Il n’y a pas qu’au Cameroun que la Commission des marchés Financiers veille au grain. La CMF a publié un communiqué le 22 septembre 2017 selon lequel, elle est informée de la circulation dans le public, d’une note d’information émanant d’une structure non agréée. Ladite structure se livre, d’après la CMF, à une campagne en vue de la souscription à des emprunts obligataires destinés au financement de projets d’infrastructures portuaires portés par une société dénommée « Gabon Special Economic Zone ».

« La Commission des marchés financiers tient à prévenir le public camerounais de ce que cette initiative est illégale et que les personnes qui souscriraient à ces émissions obligataires le feraient sous leur entière responsabilité et à leurs risques et périls.», indique le communiqué. La CMF poursuit en rappelant que la structure à l’origine de ces informations n’a « reçu ni l’agrément du régulateur, ni recueilli le visa de la Commission pour cette opération, ainsi que l’exige l’article 90 de l’Acte Uniforme OHADA relatif au droit des sociétés commerciales et du Groupement d’Intérêt Economique ».

La Commission des Marchés Financiers rappelle que les seuls prestataires de services d’investissement (PSI)  à être autorisés à agir sur le territoire de la République du Cameroun sont : Afriland First Bank, Commercial Bank of Cameroon, Société générale du Cameroun, SCB Cameroun, EDC Investment, UBA, Financia, Citibank, Cenainvest, Standard chartered, Banque Atlantique, BgfiBank.

La société Gabon Special Economic Zone SA (Gsez SA) est l’organe d’aménagement et de gestion de la Zone économique spéciale de Nkok sur le territoire gabonais.
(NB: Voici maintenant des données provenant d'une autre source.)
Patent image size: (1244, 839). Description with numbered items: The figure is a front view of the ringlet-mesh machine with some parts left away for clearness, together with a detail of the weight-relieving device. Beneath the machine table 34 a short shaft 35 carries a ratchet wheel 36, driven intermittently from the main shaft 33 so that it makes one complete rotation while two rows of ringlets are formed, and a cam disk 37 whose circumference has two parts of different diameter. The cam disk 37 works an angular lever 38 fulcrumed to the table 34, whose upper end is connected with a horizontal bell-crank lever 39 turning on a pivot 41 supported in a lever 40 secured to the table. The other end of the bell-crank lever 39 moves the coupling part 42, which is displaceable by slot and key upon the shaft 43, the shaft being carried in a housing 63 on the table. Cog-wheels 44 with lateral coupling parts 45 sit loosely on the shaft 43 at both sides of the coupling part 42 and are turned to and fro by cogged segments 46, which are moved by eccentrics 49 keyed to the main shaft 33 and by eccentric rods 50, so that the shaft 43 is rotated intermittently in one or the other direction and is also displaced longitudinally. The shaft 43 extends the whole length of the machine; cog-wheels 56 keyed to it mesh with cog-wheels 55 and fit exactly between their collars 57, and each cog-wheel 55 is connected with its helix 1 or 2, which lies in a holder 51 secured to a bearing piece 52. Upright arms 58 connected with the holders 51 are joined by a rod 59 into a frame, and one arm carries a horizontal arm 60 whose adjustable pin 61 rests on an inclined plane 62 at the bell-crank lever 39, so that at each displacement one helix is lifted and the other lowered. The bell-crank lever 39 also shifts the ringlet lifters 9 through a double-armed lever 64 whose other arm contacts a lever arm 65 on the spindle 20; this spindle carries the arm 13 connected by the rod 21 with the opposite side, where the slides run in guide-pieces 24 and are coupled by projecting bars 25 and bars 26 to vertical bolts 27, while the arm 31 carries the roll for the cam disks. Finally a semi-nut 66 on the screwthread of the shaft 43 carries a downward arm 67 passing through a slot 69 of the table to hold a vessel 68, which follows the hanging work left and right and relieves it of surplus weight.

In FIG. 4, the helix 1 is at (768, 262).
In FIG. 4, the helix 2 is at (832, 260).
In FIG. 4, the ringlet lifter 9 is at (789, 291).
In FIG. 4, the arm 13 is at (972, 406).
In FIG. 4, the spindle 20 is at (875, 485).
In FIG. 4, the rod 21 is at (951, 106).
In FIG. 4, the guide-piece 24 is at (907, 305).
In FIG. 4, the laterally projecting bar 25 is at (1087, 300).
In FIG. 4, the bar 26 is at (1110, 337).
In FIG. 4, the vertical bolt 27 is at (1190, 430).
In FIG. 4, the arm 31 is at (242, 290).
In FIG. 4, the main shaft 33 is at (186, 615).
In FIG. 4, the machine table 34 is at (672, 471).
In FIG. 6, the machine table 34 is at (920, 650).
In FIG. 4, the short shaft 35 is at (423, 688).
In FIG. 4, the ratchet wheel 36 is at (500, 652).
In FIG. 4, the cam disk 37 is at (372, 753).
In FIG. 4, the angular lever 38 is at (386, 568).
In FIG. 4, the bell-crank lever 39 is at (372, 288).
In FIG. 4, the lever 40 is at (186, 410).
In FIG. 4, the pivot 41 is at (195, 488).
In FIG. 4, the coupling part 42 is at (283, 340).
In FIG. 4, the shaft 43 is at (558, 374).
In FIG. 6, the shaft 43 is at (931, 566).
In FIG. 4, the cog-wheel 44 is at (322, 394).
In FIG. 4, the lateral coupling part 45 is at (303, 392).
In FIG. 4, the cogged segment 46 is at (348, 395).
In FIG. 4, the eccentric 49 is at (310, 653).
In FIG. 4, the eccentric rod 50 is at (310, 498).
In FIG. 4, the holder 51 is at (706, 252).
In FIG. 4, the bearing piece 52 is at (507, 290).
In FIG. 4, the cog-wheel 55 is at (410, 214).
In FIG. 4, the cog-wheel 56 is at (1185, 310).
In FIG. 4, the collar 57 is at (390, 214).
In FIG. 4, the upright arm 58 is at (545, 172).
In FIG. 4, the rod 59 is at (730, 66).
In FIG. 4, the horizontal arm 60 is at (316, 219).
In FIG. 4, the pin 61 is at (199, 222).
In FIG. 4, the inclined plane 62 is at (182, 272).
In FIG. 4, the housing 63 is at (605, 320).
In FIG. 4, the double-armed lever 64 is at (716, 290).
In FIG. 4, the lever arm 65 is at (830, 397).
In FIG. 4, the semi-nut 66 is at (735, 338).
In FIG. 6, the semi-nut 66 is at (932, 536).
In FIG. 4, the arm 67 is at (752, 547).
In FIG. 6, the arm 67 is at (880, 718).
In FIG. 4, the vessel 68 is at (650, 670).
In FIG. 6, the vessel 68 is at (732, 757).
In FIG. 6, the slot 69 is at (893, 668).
C’est un partenariat stratégique entre l’Etat du Gabon et le singapourien Olam International, et Africa Finance Corporation, qui a pour mission de développer les infrastructures pour améliorer la compétitivité industrielle du pays et construire un écosystème propice aux entreprises.

Gsez SA a entrepris le lancement d’une zone économique spéciale de 1 126 ha à Nkok (à 20 km de la capitale Libreville), en 2010. Ceci après l’interdiction des exportations de bois brut. Le but est de mettre en place un écosystème adapté et une infrastructure de niveau mondial, afin de faciliter le traitement secondaire et tertiaire du bois, ainsi que d’autres ressources naturelles au Gabon.